Although Xi'an is best known for the Terracotta Warriors and many traditional delicacies, the ancient city is now making firm and quick steps to become a major IT hub by creating a favorable environment for technology companies as well as professionals from all over the world.
Xi'an holds the Global Programers' Festival to promote its IT industry. [Photo/China SCIO]
One such IT talent is 27-year-old Zhang Xiaodong from Xi'an's Northwestern Polytechnical University. He said he chose to stay in Xi'an after graduation to take a job as a software engineer, and that he is living his dream.
"I'm earning as much as 8,000 yuan (US$1,200) a month," he said."That is a desirable salary compared with the living cost here."
Modeling after famed global tech centers like Silicon Valley and Bangalore, Xi'an has taken advantage of its local resources in research and education to catapult itself as a prime destination for IT companies.
"The ancient city has the human resources it takes to contend with Silicon Valley and Bangalore to become a hub for technology and innovation," said Gong Min, founder of Beijing Linx-Tech Co., Ltd. "People are the first factor for the IT industry and it is the talent that makes things happen."
Xi'an is home to around 100 research institutes and more than 60 universities, including renowned science universities like Xi'an Jiaotong University and Xidian University. Drawing students from across the country, they help to form a large talent pool to feed the booming IT sector in the region.
"Keeping local talent and luring outside talent is key to the success of the IT industry for Xi'an," Gong said.
He suggested that there should be a synergy between colleges and startups to encourage innovative thinking and problem solving among college students.
In recent years, Xi'an has begun attracting major IT enterprises, including Huawei, Chinasoft International and ZTE, all of which have set up research and development operations in the city.
"One third of HSBC's global business has been bolstered by our center in Xi'an," said Cen Zhen, head of Chinasoft International's HSBC Business Line.
Chinasoft International, one of the leading software companies in China, opened a company in Xi'an in 2012. Cen said the reasons that led the company to Xi'an are the presence of educational and entrepreneurial institutions as well as the region's large talent pool.
Chen Yuhong, executive chairman of the board of Chinasoft International Ltd., said, "Chinasoft International is working with other companies to help build Xi'an into China's 'Silicon Valley' and China's Bangalore. "
Chinasoft International is joined by Huawei and 31 other Fortune 500 companies, such as IBM, Samsung, Fujitsu and Intel, to have set up offices in Xi'an.
The Xi'an Software Park, part of the city's High-Tech Industries Development Zone, is an active promoter of IT investment.
Established in 1998, the Xi'an Software Park is one of the nation's four parks that earn the titles of the "National Software Industrial Base" and the "National Software Export Base."

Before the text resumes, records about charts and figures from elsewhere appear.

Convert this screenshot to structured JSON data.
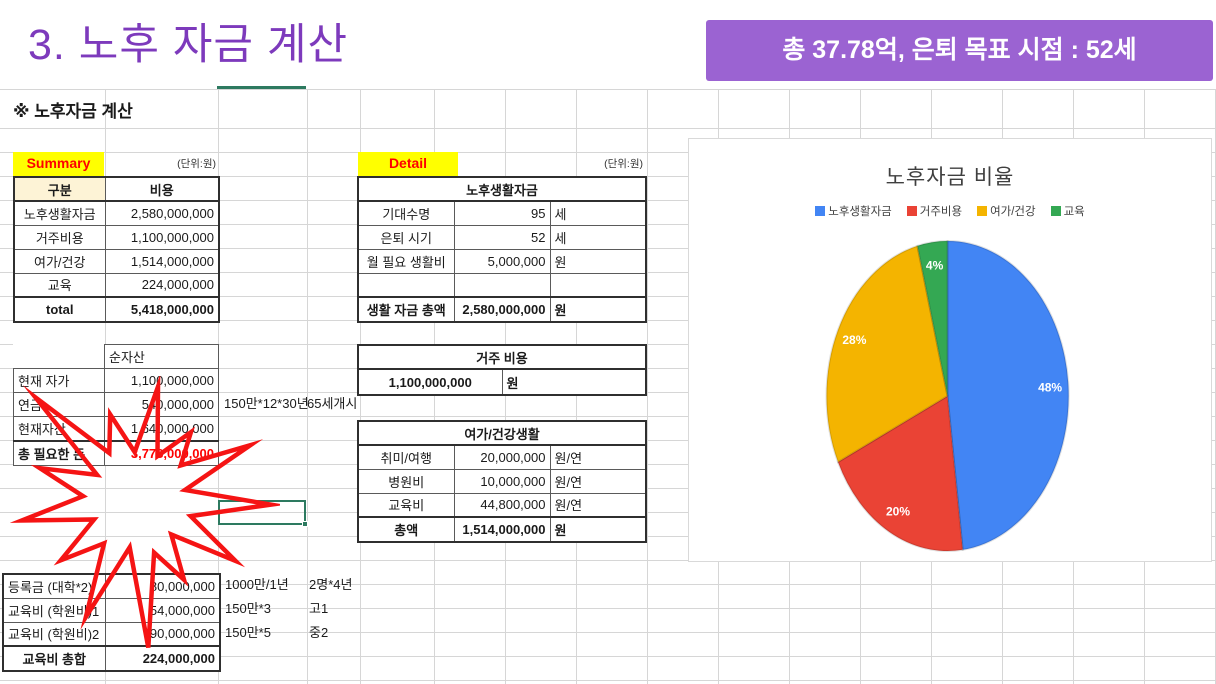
{
  "header": {
    "title": "3. 노후 자금 계산",
    "badge": "총 37.78억, 은퇴 목표 시점  : 52세"
  },
  "sheet": {
    "heading": "※ 노후자금 계산",
    "unit_note": "(단위:원)"
  },
  "summary": {
    "label": "Summary",
    "columns": [
      "구분",
      "비용"
    ],
    "rows": [
      [
        "노후생활자금",
        "2,580,000,000"
      ],
      [
        "거주비용",
        "1,100,000,000"
      ],
      [
        "여가/건강",
        "1,514,000,000"
      ],
      [
        "교육",
        "224,000,000"
      ]
    ],
    "total": [
      "total",
      "5,418,000,000"
    ]
  },
  "net_assets": {
    "header": "순자산",
    "rows": [
      [
        "현재 자가",
        "1,100,000,000"
      ],
      [
        "연금",
        "540,000,000"
      ],
      [
        "현재자산",
        "1,640,000,000"
      ]
    ],
    "total_label": "총 필요한 돈",
    "total_value": "3,778,000,000",
    "note1": "150만*12*30년",
    "note2": "65세개시"
  },
  "detail": {
    "label": "Detail",
    "life": {
      "title": "노후생활자금",
      "rows": [
        [
          "기대수명",
          "95",
          "세"
        ],
        [
          "은퇴 시기",
          "52",
          "세"
        ],
        [
          "월 필요 생활비",
          "5,000,000",
          "원"
        ]
      ],
      "total": [
        "생활 자금 총액",
        "2,580,000,000",
        "원"
      ]
    },
    "housing": {
      "title": "거주 비용",
      "value": "1,100,000,000",
      "unit": "원"
    },
    "leisure": {
      "title": "여가/건강생활",
      "rows": [
        [
          "취미/여행",
          "20,000,000",
          "원/연"
        ],
        [
          "병원비",
          "10,000,000",
          "원/연"
        ],
        [
          "교육비",
          "44,800,000",
          "원/연"
        ]
      ],
      "total": [
        "총액",
        "1,514,000,000",
        "원"
      ]
    }
  },
  "education": {
    "rows": [
      {
        "label": "등록금 (대학*2)",
        "value": "80,000,000",
        "note1": "1000만/1년",
        "note2": "2명*4년"
      },
      {
        "label": "교육비 (학원비)1",
        "value": "54,000,000",
        "note1": "150만*3",
        "note2": "고1"
      },
      {
        "label": "교육비 (학원비)2",
        "value": "90,000,000",
        "note1": "150만*5",
        "note2": "중2"
      }
    ],
    "total_label": "교육비 총합",
    "total_value": "224,000,000"
  },
  "chart_data": {
    "type": "pie",
    "title": "노후자금 비율",
    "categories": [
      "노후생활자금",
      "거주비용",
      "여가/건강",
      "교육"
    ],
    "values": [
      48,
      20,
      28,
      4
    ],
    "labels": [
      "48%",
      "20%",
      "28%",
      "4%"
    ],
    "colors": [
      "#4285F4",
      "#EA4335",
      "#F4B400",
      "#34A853"
    ],
    "legend_position": "top",
    "start_angle": "12-oclock-clockwise"
  },
  "colors": {
    "title_purple": "#7d3abc",
    "badge_purple": "#9b63d2",
    "highlight_yellow": "#ffff00",
    "highlight_red_text": "#ff0000",
    "selection_green": "#2d7a60",
    "starburst_red": "#f51414"
  }
}
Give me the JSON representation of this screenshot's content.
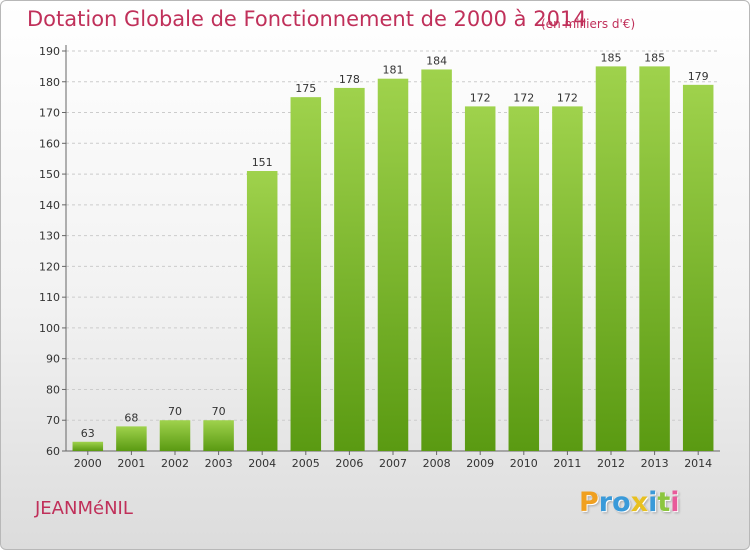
{
  "title": "Dotation Globale de Fonctionnement de 2000 à 2014",
  "subtitle": "(en milliers d'€)",
  "commune": "JEANMéNIL",
  "logo": {
    "letters": [
      "P",
      "r",
      "o",
      "x",
      "i",
      "t",
      "i"
    ],
    "colors": [
      "#f0a020",
      "#3a9ad9",
      "#3a9ad9",
      "#e8c020",
      "#3a9ad9",
      "#8cc63f",
      "#e85a9a"
    ]
  },
  "colors": {
    "bar_top": "#9fd24c",
    "bar_bottom": "#5a9a12",
    "grid": "#cccccc"
  },
  "chart_data": {
    "type": "bar",
    "title": "Dotation Globale de Fonctionnement de 2000 à 2014",
    "subtitle": "(en milliers d'€)",
    "categories": [
      "2000",
      "2001",
      "2002",
      "2003",
      "2004",
      "2005",
      "2006",
      "2007",
      "2008",
      "2009",
      "2010",
      "2011",
      "2012",
      "2013",
      "2014"
    ],
    "values": [
      63,
      68,
      70,
      70,
      151,
      175,
      178,
      181,
      184,
      172,
      172,
      172,
      185,
      185,
      179
    ],
    "data_labels": [
      "63",
      "68",
      "70",
      "70",
      "151",
      "175",
      "178",
      "181",
      "184",
      "172",
      "172",
      "172",
      "185",
      "185",
      "179"
    ],
    "y_ticks": [
      "60",
      "70",
      "80",
      "90",
      "100",
      "110",
      "120",
      "130",
      "140",
      "150",
      "160",
      "170",
      "180",
      "190"
    ],
    "ylim": [
      60,
      190
    ],
    "grid": true,
    "legend": "none"
  }
}
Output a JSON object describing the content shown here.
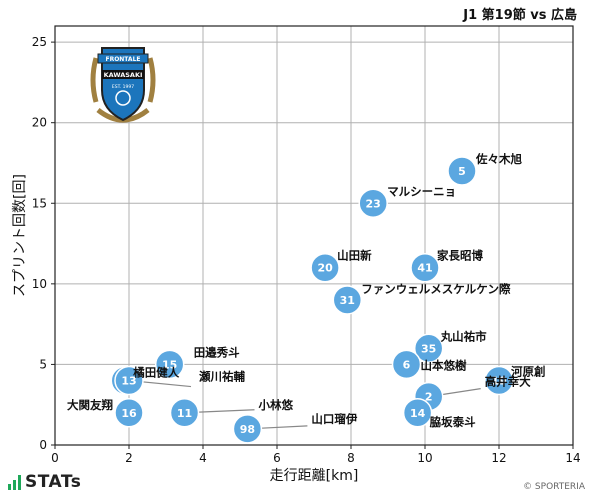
{
  "header": {
    "title": "J1 第19節 vs 広島"
  },
  "footer": {
    "brand": "STATs",
    "credit": "© SPORTERIA"
  },
  "badge": {
    "top_text": "FRONTALE",
    "name": "KAWASAKI",
    "est": "EST. 1997"
  },
  "colors": {
    "marker": "#5ba7e0",
    "marker_text": "#ffffff",
    "grid": "#b0b0b0",
    "leader": "#888888"
  },
  "chart_data": {
    "type": "scatter",
    "title": "J1 第19節 vs 広島",
    "xlabel": "走行距離[km]",
    "ylabel": "スプリント回数[回]",
    "xlim": [
      0,
      14
    ],
    "ylim": [
      0,
      26
    ],
    "xticks": [
      0,
      2,
      4,
      6,
      8,
      10,
      12,
      14
    ],
    "yticks": [
      0,
      5,
      10,
      15,
      20,
      25
    ],
    "grid": true,
    "points": [
      {
        "number": "5",
        "name": "佐々木旭",
        "x": 11.0,
        "y": 17
      },
      {
        "number": "23",
        "name": "マルシーニョ",
        "x": 8.6,
        "y": 15
      },
      {
        "number": "20",
        "name": "山田新",
        "x": 7.3,
        "y": 11
      },
      {
        "number": "41",
        "name": "家長昭博",
        "x": 10.0,
        "y": 11
      },
      {
        "number": "31",
        "name": "ファンウェルメスケルケン際",
        "x": 7.9,
        "y": 9
      },
      {
        "number": "35",
        "name": "丸山祐市",
        "x": 10.1,
        "y": 6
      },
      {
        "number": "6",
        "name": "山本悠樹",
        "x": 9.5,
        "y": 5
      },
      {
        "number": "15",
        "name": "田邉秀斗",
        "x": 3.1,
        "y": 5
      },
      {
        "number": "19",
        "name": "河原創",
        "x": 12.0,
        "y": 4
      },
      {
        "number": "18",
        "name": "橘田健人",
        "x": 1.9,
        "y": 4
      },
      {
        "number": "13",
        "name": "瀬川祐輔",
        "x": 2.0,
        "y": 4
      },
      {
        "number": "2",
        "name": "高井幸大",
        "x": 10.1,
        "y": 3
      },
      {
        "number": "16",
        "name": "大関友翔",
        "x": 2.0,
        "y": 2
      },
      {
        "number": "11",
        "name": "小林悠",
        "x": 3.5,
        "y": 2
      },
      {
        "number": "14",
        "name": "脇坂泰斗",
        "x": 9.8,
        "y": 2
      },
      {
        "number": "98",
        "name": "山口瑠伊",
        "x": 5.2,
        "y": 1
      }
    ]
  }
}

Lyu Dongguo, director of the Xi'an Software Park Development Center, said many IT companies chose the park to start their ventures as it ticked all the boxes in terms of support infrastructure for their growth, an enviable pool of tech talents and low-cost commercial real estate.
"The average home prices are round 9,000 yuan for each square meter in Xi'an, compared with sky-high prices in Beijing and Shanghai, which normally surpass 50,000 yuan," he said.
In 2016, more than 2,000 companies in the park generated a combined 199.4 billion yuan in revenue and employed a total of 165,100 professionals. The figures are expected to grow to 500 billion yuan and 250,000 professionals by 2021.
Going even further to attract talents, Xi'an eased its household registration rules since March 1 this year.
The new policy, considered the most loosened household registration policy in China's history, grants permanent residency to migrants aged 35 and under who are college graduates and willing to work, live or start a business in the city. The permanent residency status gives the IT professionals equal access to social welfare and other benefits.
"The policy will greatly fuel the IT industry in Xi'an," Lyu said. "More graduates will choose to stay and work in the city."
Xi'an Software Park is also an active participant in a recent initiative to promote the city's IT industry, the Global Programers' Festival.
"The festival is held not only to celebrate the programers, but also to present Xi'an to more IT engineers in the world and attract more IT companies to come here," Lyu said.
Sumavasee Slasuk, director of the Digital Economy Promotion Agency of Thailand, was invited to attend the festival, and she said she was quite impressed with the city.
After having spoken with some IT companies in the city, Slasuk said she found the younger generation there to be very interested in the software industry.
"They have very good professional skills and are keen on creating their startups," she said.